WBIF
- Marianna–Panama City, Florida; United States;
- City: Marianna, Florida
- Channels: Digital: 26 (UHF); Virtual: 51;

Programming
- Affiliations: 51.1: Daystar; 51.2: Daystar Español; 51.3: Daystar Reflections;

Ownership
- Owner: Daystar Television Network; (Word of God Fellowship, Inc.);

History
- Founded: December 4, 1998
- First air date: September 10, 2001
- Former channel numbers: Analog: 51 (UHF, 2001–2009); Digital: 51 (UHF, 2009–2019);
- Former affiliations: Pax TV (2001–2004); UPN (2004–2006); RTN (2006–January 2009); This TV (January–April 2009); Dark (April−October 2009);

Technical information
- Licensing authority: FCC
- Facility ID: 81594
- ERP: 50 kW
- HAAT: 254 m (833 ft)
- Transmitter coordinates: 30°26′0″N 85°24′51″W﻿ / ﻿30.43333°N 85.41417°W

Links
- Public license information: Public file; LMS;
- Website: daystar.com

= WBIF =

Television station in Marianna, Florida

WBIF (channel 51) is a religious television station licensed to Marianna, Florida, United States, serving the Panama City area. The station is owned by the Daystar Television Network. WBIF's transmitter is located on SR 20 in unincorporated Youngstown, Florida.

==History==
Founded in December 1998 and began broadcasting in September 2001, the station was originally owned by Equity Media Holdings. It started as an affiliate of Pax TV until it joined UPN in 2004, before this, UPN programming was originally seen on WPCT from 1995 to 1998, and then UPN signed a deal with Gray Television, and as a result, between 1998 and 2006, WJHG-TV in the Panama City market aired UPN programming during the overnight hours. During this period, UPN programming was also seen on Panama City–area cable services via off-market stations, including WBFS-TV in Miami and WJTC in Mobile–Pensacola.

On January 24, 2006, Time Warner and CBS announced that The WB and UPN would merge to form a new network, The CW. As WJHG-TV took an affiliation with both The CW and MyNetworkTV, WBIF became an owned-and-operated station of the Retro Television Network. In addition to its main programming, WBIF also showed Tampa Bay Rays baseball from the Rays Television Network until the team became exclusive to Fox Sports Florida.

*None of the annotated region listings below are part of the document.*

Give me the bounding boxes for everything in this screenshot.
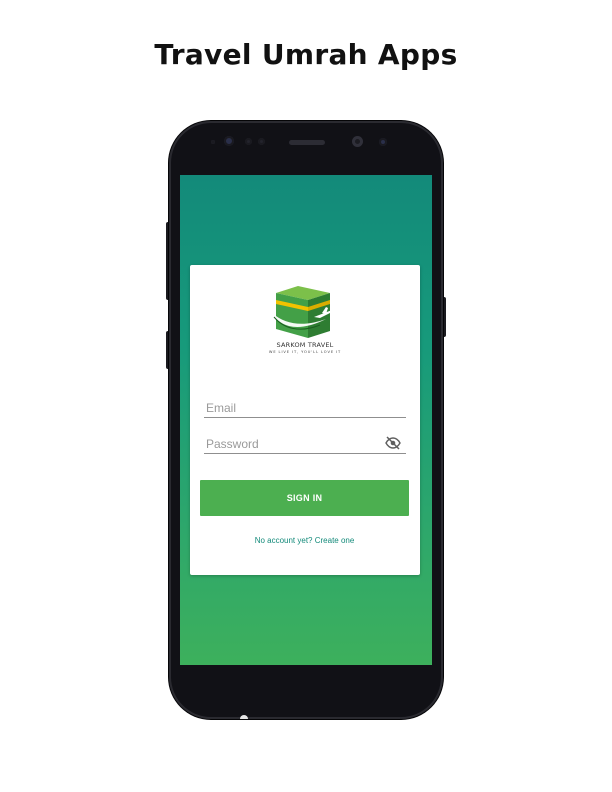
page: Travel Umrah Apps SARKOM TRAVEL WE LIVE … (0, 0, 612, 792)
sign-in-button[interactable]: SIGN IN (200, 480, 409, 516)
email-field (204, 399, 406, 418)
phone-sensor (211, 140, 215, 144)
kaaba-logo-icon (272, 286, 332, 338)
password-input[interactable] (206, 436, 376, 451)
page-title: Travel Umrah Apps (154, 38, 458, 71)
phone-camera (352, 136, 363, 147)
eye-off-icon[interactable] (385, 436, 401, 450)
brand-name: SARKOM TRAVEL (276, 341, 334, 349)
password-field (204, 435, 406, 454)
phone-home-indicator (240, 715, 248, 719)
phone-front-camera (224, 136, 234, 146)
create-account-link[interactable]: No account yet? Create one (200, 536, 409, 545)
phone-earpiece (289, 140, 325, 145)
phone-sensor (379, 138, 387, 146)
phone-sensor (258, 138, 265, 145)
brand-tagline: WE LIVE IT, YOU'LL LOVE IT (268, 350, 342, 354)
phone-sensor (245, 138, 252, 145)
email-input[interactable] (206, 400, 376, 415)
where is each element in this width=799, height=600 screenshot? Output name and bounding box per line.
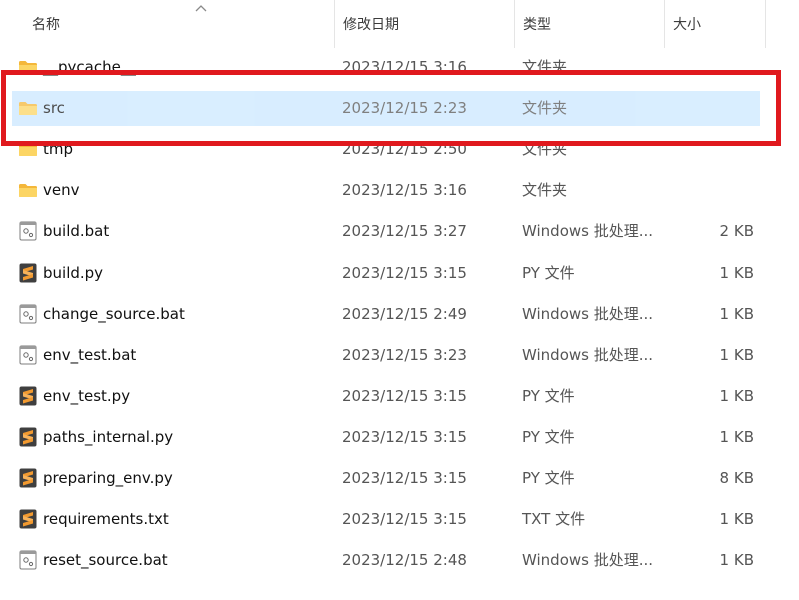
file-modified-date: 2023/12/15 3:27 <box>342 222 467 241</box>
file-size: 2 KB <box>719 222 754 241</box>
file-type: PY 文件 <box>522 263 575 282</box>
file-size: 8 KB <box>719 469 754 487</box>
column-header-size-label: 大小 <box>673 17 701 33</box>
folder-row[interactable]: __pycache__ 2023/12/15 3:16 文件夹 <box>12 50 760 85</box>
file-name: venv <box>43 181 80 200</box>
folder-icon <box>17 91 37 126</box>
column-header-date-label: 修改日期 <box>343 17 399 33</box>
column-header-name-label: 名称 <box>32 17 60 33</box>
file-name: paths_internal.py <box>43 427 174 446</box>
file-explorer-view: 名称 修改日期 类型 大小 __pycache__ 2023/12/15 3:16… <box>0 0 799 600</box>
file-modified-date: 2023/12/15 2:50 <box>342 140 467 159</box>
file-type: 文件夹 <box>522 58 568 76</box>
file-type: TXT 文件 <box>522 510 586 529</box>
file-size: 1 KB <box>719 386 754 405</box>
file-modified-date: 2023/12/15 2:49 <box>342 304 467 323</box>
file-name: tmp <box>43 140 74 159</box>
folder-icon <box>17 132 37 167</box>
file-name: preparing_env.py <box>43 469 173 487</box>
file-name: build.py <box>43 263 104 282</box>
file-row[interactable]: paths_internal.py 2023/12/15 3:15 PY 文件 1 K… <box>12 420 760 455</box>
file-modified-date: 2023/12/15 3:16 <box>342 58 467 76</box>
file-name: src <box>43 99 65 118</box>
file-row[interactable]: env_test.py 2023/12/15 3:15 PY 文件 1 KB <box>12 379 760 414</box>
file-size: 1 KB <box>719 551 754 570</box>
file-modified-date: 2023/12/15 3:15 <box>342 263 467 282</box>
file-row[interactable]: env_test.bat 2023/12/15 3:23 Windows 批处理..… <box>12 338 760 373</box>
file-size: 1 KB <box>719 427 754 446</box>
file-type: PY 文件 <box>522 427 575 446</box>
file-type: Windows 批处理... <box>522 551 654 570</box>
file-type: Windows 批处理... <box>522 222 654 241</box>
file-type: 文件夹 <box>522 181 568 200</box>
column-header-size[interactable]: 大小 <box>664 0 766 48</box>
file-row[interactable]: change_source.bat 2023/12/15 2:49 Windows … <box>12 297 760 332</box>
file-modified-date: 2023/12/15 3:15 <box>342 386 467 405</box>
column-header-type-label: 类型 <box>523 17 551 33</box>
folder-row[interactable]: src 2023/12/15 2:23 文件夹 <box>12 91 760 127</box>
file-type: 文件夹 <box>522 99 568 118</box>
file-type: 文件夹 <box>522 140 568 159</box>
file-row[interactable]: build.py 2023/12/15 3:15 PY 文件 1 KB <box>12 256 760 291</box>
file-type: PY 文件 <box>522 469 575 487</box>
sublime-file-icon <box>17 502 37 537</box>
batch-file-icon <box>17 338 37 373</box>
column-header-type[interactable]: 类型 <box>514 0 664 48</box>
file-row[interactable]: preparing_env.py 2023/12/15 3:15 PY 文件 8 KB <box>12 461 760 496</box>
column-header-bar: 名称 修改日期 类型 大小 <box>0 0 799 48</box>
file-name: env_test.bat <box>43 345 137 364</box>
folder-icon <box>17 173 37 208</box>
sublime-file-icon <box>17 256 37 291</box>
file-size: 1 KB <box>719 304 754 323</box>
folder-row[interactable]: venv 2023/12/15 3:16 文件夹 <box>12 173 760 208</box>
file-name: requirements.txt <box>43 510 169 529</box>
file-size: 1 KB <box>719 510 754 529</box>
sublime-file-icon <box>17 379 37 414</box>
file-size: 1 KB <box>719 345 754 364</box>
file-row[interactable]: reset_source.bat 2023/12/15 2:48 Windows 批… <box>12 543 760 578</box>
file-type: Windows 批处理... <box>522 304 654 323</box>
file-name: reset_source.bat <box>43 551 168 570</box>
file-modified-date: 2023/12/15 3:23 <box>342 345 467 364</box>
file-name: __pycache__ <box>43 58 136 76</box>
batch-file-icon <box>17 214 37 249</box>
file-name: build.bat <box>43 222 110 241</box>
file-name: change_source.bat <box>43 304 185 323</box>
file-size: 1 KB <box>719 263 754 282</box>
file-modified-date: 2023/12/15 2:48 <box>342 551 467 570</box>
column-header-name[interactable]: 名称 <box>22 0 334 48</box>
file-modified-date: 2023/12/15 3:15 <box>342 469 467 487</box>
batch-file-icon <box>17 543 37 578</box>
file-modified-date: 2023/12/15 3:15 <box>342 427 467 446</box>
file-type: Windows 批处理... <box>522 345 654 364</box>
file-modified-date: 2023/12/15 2:23 <box>342 99 467 118</box>
folder-icon <box>17 50 37 85</box>
file-modified-date: 2023/12/15 3:16 <box>342 181 467 200</box>
file-name: env_test.py <box>43 386 131 405</box>
folder-row[interactable]: tmp 2023/12/15 2:50 文件夹 <box>12 132 760 167</box>
file-modified-date: 2023/12/15 3:15 <box>342 510 467 529</box>
batch-file-icon <box>17 297 37 332</box>
sublime-file-icon <box>17 420 37 455</box>
file-type: PY 文件 <box>522 386 575 405</box>
sort-ascending-icon <box>195 5 207 12</box>
file-row[interactable]: build.bat 2023/12/15 3:27 Windows 批处理... 2 … <box>12 214 760 249</box>
sublime-file-icon <box>17 461 37 496</box>
file-row[interactable]: requirements.txt 2023/12/15 3:15 TXT 文件 1 K… <box>12 502 760 537</box>
column-header-date[interactable]: 修改日期 <box>334 0 514 48</box>
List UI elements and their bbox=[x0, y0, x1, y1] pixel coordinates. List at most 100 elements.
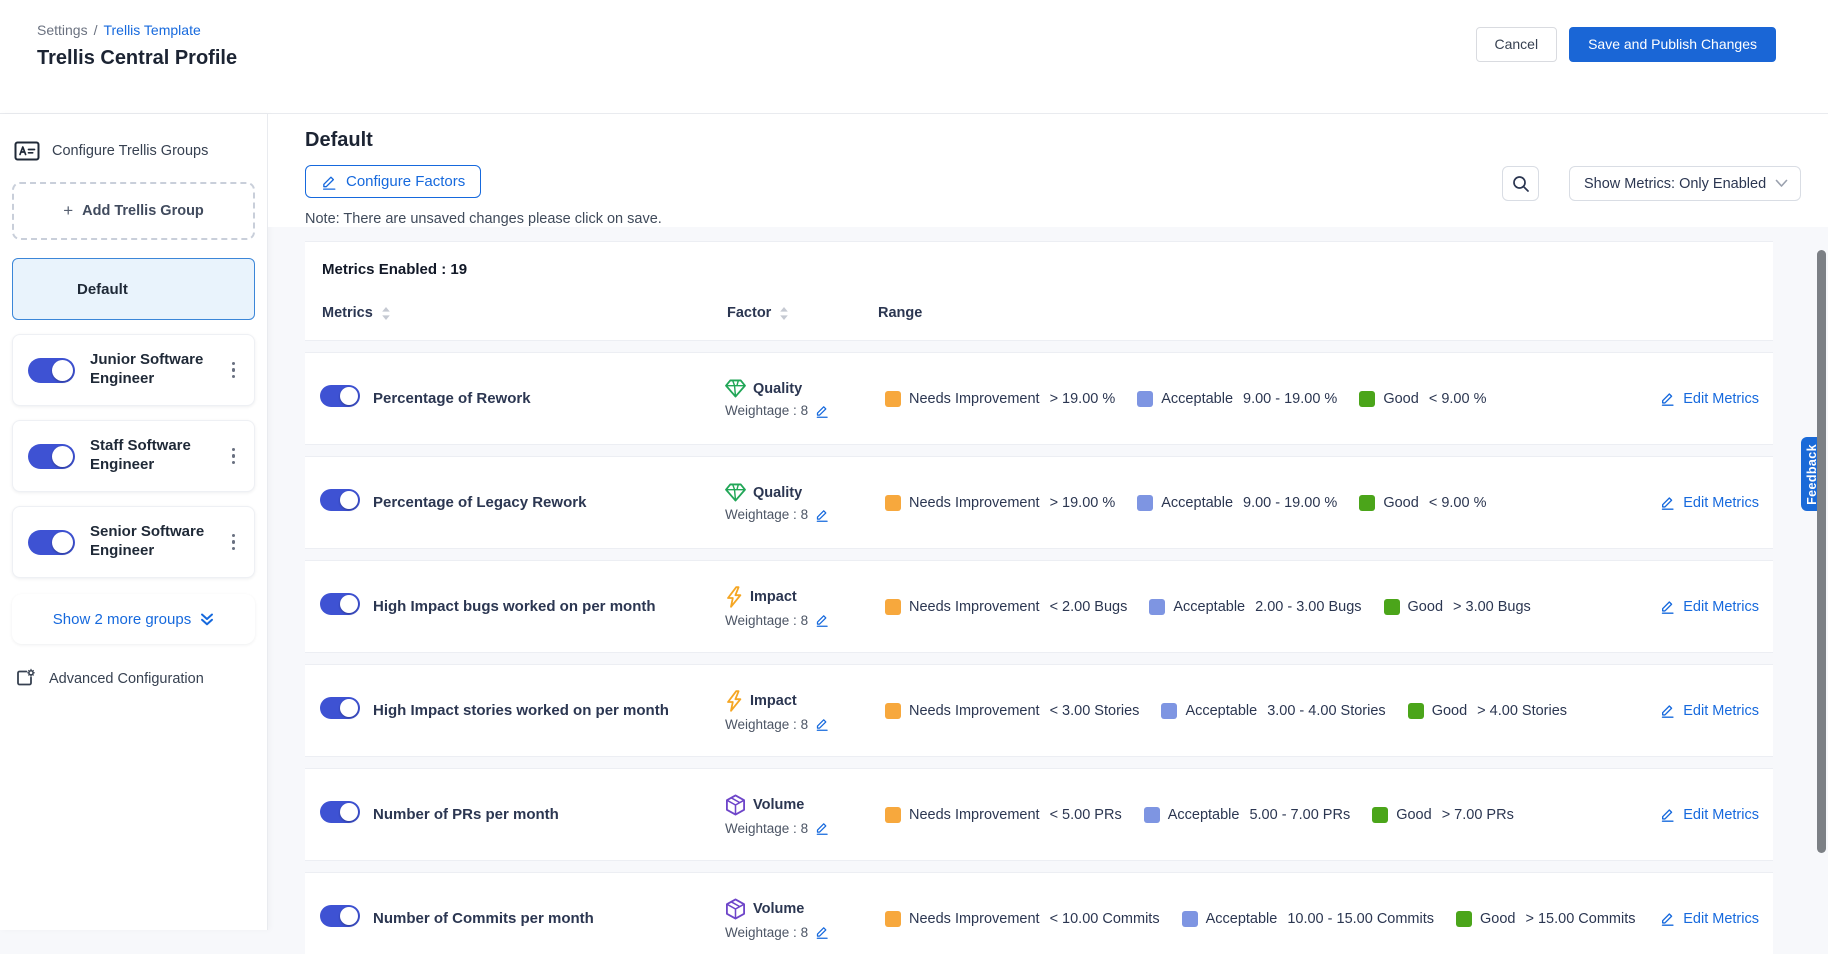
sidebar-section-title-label: Configure Trellis Groups bbox=[52, 143, 208, 159]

On January 4, 2009, a contract conflict between Equity and Luken Communications (who had acquired RTN in June 2008) interrupted the programming on many RTN affiliates. As a result, Luken moved RTN operations to its headquarters in Chattanooga, Tennessee, and dropped all Equity-owned affiliates, including WBIF, immediately, though Luken vowed to find a new affiliate for RTN in the area. On January 5, 2009, after a day of airing a red slide alerting viewers to the disruption of the RTN service, WBIF briefly signed off the air. Shortly thereafter, WBIF converted to a This TV affiliation that would turn out to be temporary.

On April 16, 2009, the station was auctioned and sold to Daystar and was taken dark upon Daystar's assumption of operations to build-out the digital facilities. It returned to the air on October 31.

==Technical information==
===Subchannels===
The station's signal is multiplexed:

Subchannels of WBIF
| Channel | Res. | Short name | Programming |
|---|---|---|---|
| 51.1 | 1080i | WBIF-DT | Daystar |
| 51.2 | 720p | WBIF-ES | Daystar Español |
| 51.3 | 480i | WBIF-SD | Daystar Reflections |

===Analog-to-digital conversion===
WBIF shut down its analog signal, over UHF channel 51, and "flash-cut" its digital signal into operation UHF channel 51. Because it was granted an original construction permit after the FCC finalized the DTV allotment plan on April 21, 1997, the station did not receive a companion channel for a digital television station.

According to the station's DTV status report, "On December 8, 2008, the licensee's parent corporation filed a petition for bankruptcy relief under chapter 11 of the federal bankruptcy code... This station must obtain post-petition financing and court approval before digital facilities may be constructed. The station [was originally going to] cease analogue broadcasting on February 17, 2009, regardless of whether digital facilities are operational by that date. The station will file authority to remain silent if so required by the FCC."

While the DTV Delay Act extended this deadline to June 12, 2009, Equity has applied for an extension of the digital construction permit in order to retain the broadcast license until the station can be sold and digital facilities constructed by a new owner.

After completing the station's digital facilities, Daystar signed WBIF back on October 30, 2009.